Le 6 décembre, Han Dong-hoon change de discours et juge que la Corée du Sud court un "grand danger" si Yoon Suk-yeol reste en poste. Le chef des forces spéciales Kwak Jong-geun affirme avoir reçu l’ordre de "traîner dehors" les députés réunis au Parlement la nuit de la loi martiale. Le PPP réaffirme tout de même qu’il mettra la motion de destitution en échec.

7 décembre

Le 7 décembre, à 10h00, Yoon Suk-yeol fait une apparition publique. "J’ai causé de l’anxiété et des désagréments au public. Je présente mes excuses sincères", dit-il, assurant qu’il ne déclarera pas une deuxième loi martiale, avant de s’incliner devant les téléspectateurs. Mais il ne démissionne pas et indique remettre son avenir entre les mains du PPP.

À 16h00, quelque 150 000 manifestants anti-Yoon se rassemblent devant le Parlement.
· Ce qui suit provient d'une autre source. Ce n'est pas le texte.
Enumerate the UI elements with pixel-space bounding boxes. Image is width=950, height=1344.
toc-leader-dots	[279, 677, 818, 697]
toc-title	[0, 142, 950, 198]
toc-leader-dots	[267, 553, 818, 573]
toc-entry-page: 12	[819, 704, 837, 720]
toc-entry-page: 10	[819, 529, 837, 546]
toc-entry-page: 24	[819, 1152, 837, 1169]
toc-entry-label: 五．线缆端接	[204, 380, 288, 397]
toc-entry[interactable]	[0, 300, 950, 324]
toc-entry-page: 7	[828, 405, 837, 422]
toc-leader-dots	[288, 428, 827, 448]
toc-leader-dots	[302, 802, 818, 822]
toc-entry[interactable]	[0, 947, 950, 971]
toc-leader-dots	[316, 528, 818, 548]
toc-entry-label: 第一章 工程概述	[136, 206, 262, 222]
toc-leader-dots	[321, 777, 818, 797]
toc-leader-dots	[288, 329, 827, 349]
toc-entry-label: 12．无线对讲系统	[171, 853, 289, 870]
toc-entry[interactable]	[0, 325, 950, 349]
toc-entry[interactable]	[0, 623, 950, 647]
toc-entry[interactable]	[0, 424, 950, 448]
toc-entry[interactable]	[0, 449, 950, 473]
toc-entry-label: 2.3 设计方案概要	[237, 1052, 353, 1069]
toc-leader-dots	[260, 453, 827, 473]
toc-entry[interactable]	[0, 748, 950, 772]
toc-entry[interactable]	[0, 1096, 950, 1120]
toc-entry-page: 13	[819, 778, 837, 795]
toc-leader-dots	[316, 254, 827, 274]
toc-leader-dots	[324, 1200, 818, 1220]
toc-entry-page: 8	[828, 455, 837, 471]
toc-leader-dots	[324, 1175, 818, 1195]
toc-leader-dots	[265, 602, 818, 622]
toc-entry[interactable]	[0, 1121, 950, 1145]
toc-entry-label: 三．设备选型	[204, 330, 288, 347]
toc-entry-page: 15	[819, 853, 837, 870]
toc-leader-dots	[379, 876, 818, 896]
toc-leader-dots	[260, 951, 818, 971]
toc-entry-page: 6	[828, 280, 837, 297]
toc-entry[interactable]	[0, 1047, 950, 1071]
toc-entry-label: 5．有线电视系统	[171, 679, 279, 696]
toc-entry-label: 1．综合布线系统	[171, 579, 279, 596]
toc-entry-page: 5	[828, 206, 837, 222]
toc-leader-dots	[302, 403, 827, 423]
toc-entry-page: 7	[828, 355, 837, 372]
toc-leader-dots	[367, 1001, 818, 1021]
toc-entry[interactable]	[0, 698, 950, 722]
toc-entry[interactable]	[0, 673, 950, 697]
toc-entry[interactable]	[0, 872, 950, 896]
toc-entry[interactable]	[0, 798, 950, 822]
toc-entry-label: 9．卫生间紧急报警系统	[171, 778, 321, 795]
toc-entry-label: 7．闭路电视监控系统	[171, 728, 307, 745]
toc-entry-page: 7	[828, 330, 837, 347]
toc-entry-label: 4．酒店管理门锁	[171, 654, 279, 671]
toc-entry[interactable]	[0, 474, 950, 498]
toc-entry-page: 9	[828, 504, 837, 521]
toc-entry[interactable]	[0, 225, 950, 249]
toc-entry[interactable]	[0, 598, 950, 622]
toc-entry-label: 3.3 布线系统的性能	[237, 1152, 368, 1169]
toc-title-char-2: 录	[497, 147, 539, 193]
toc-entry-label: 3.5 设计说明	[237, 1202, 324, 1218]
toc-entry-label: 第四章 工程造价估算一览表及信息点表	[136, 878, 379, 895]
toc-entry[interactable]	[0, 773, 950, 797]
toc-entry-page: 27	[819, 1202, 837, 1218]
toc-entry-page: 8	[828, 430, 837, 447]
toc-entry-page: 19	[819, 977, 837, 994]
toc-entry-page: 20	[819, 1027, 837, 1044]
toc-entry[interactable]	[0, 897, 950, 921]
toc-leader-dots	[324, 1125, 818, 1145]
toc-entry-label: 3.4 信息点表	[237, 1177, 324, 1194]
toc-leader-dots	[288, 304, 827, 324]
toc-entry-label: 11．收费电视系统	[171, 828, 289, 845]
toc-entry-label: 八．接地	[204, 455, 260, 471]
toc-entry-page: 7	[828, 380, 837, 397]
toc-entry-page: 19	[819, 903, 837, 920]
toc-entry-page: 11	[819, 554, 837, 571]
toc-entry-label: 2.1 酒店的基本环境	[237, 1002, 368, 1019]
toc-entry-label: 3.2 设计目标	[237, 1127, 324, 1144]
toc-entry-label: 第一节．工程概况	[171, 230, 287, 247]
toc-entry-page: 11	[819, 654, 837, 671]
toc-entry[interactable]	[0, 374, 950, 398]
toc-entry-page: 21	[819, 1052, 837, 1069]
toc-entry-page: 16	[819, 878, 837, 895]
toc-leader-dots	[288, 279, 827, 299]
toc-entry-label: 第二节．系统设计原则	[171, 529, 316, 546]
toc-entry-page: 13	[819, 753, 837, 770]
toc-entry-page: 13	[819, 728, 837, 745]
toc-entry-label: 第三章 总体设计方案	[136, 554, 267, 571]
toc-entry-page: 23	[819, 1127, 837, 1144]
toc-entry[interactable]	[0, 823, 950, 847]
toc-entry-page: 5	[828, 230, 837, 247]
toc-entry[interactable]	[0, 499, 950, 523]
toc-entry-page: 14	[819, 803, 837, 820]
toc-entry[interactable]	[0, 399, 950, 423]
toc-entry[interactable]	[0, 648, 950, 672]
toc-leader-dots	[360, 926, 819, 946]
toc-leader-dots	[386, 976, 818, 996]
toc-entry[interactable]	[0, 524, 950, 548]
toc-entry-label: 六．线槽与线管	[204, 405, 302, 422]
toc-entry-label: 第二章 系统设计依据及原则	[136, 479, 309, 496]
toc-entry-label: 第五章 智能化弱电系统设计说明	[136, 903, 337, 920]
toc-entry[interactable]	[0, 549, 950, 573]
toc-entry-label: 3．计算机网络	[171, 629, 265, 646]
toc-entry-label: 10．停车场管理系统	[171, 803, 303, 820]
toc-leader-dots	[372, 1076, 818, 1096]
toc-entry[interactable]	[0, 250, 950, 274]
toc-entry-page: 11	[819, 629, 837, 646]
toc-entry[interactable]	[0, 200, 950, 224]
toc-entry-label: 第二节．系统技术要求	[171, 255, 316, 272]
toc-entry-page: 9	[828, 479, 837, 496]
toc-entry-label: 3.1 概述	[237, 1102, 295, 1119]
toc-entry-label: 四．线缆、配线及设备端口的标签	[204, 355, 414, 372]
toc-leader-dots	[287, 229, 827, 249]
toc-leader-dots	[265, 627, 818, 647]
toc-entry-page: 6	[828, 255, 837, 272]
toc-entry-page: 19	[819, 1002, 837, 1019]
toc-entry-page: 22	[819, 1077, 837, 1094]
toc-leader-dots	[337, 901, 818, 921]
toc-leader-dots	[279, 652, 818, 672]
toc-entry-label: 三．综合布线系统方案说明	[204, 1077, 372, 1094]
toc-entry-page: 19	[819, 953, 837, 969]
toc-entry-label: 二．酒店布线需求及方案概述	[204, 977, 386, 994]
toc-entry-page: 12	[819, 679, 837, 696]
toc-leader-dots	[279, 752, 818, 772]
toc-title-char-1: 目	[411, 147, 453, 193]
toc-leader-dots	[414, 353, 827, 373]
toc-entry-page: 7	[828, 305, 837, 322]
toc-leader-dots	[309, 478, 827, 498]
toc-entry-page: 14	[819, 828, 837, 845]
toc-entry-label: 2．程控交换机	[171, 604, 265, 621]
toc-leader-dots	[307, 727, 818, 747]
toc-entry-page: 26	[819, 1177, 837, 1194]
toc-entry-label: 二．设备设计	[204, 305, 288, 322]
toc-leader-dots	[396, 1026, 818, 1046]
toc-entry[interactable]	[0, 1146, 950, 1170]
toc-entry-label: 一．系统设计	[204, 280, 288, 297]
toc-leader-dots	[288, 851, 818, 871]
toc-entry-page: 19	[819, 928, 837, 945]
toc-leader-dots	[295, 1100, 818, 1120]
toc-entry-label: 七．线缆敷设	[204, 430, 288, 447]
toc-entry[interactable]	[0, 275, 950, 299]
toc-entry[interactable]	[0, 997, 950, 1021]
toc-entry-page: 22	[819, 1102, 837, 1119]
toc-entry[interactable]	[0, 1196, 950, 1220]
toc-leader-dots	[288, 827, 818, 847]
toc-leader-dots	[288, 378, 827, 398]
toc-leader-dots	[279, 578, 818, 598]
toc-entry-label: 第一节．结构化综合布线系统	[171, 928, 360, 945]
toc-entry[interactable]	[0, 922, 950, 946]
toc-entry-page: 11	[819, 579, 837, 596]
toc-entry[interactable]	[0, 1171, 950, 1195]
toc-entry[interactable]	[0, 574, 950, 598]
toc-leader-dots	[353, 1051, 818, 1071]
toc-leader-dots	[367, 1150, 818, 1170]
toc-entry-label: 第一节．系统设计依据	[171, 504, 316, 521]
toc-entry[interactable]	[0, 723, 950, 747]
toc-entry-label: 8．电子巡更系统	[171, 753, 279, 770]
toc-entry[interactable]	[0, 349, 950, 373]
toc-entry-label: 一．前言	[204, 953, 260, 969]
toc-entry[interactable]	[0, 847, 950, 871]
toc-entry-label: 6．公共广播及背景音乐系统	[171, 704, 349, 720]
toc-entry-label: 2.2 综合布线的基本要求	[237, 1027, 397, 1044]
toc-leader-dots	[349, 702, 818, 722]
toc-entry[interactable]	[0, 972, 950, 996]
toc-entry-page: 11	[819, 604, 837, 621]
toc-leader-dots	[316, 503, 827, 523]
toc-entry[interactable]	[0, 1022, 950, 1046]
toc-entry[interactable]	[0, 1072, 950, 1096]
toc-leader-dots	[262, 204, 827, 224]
Une heure plus tard, la motion de destitution doit être soumise au vote. Peu avant 18h00, la quasi-totalité des députés du PPP boycottent le scrutin et le font échouer faute d’atteindre le quorum. À 21h30, la motion est déclarée nulle et Yoon Suk-yeol est temporairement sauvé.

8 au 13 décembre

Le 8 décembre, le chef du PPP Han Dong-hoon affirme que son parti a "obtenu" de Yoon Suk-yeol qu’il se retire. L’ex-ministre de la Défense Kim Yong-hyun est arrêté. Le lendemain, l’opposition, qui a prévu de soumettre au vote une deuxième motion de destitution le 14 décembre, accuse le parti au pouvoir d’un "deuxième coup d’Etat", après la loi martiale. Le président sud-coréen a lui aussi interdiction de quitter le territoire. Le 10 décembre, tard dans la soirée, l’ex-ministre de la Défense Kim Yong-hyun est accusé d’avoir joué un "rôle majeur lors d’une rébellion" et commis un "abus de pouvoir en vue d’entraver l’exercice de droits".

Le lendemain, en matinée, la Corée du Nord réagit pour la première fois : la Corée du Sud est plongée dans le "chaos", estime Pyongyang. La justice rapporte par ailleurs que Kim Yong-hyun a tenté de se suicider en prison. La police sud-coréenne tente de perquisitionner la présidence mais est empêchée d’accéder au bâtiment principal par la sécurité. Le 12 décembre, Yoon Suk-yeol prend la parole et défend sa loi martiale, assurant qu’il se "battra jusqu’à la dernière minute". Le lendemain, le chef de l’opposition, Lee Jae-myung, exhorte les députés du PPP à voter pour la motion. Ce sera chose faite pour 12 d’entre eux ce samedi.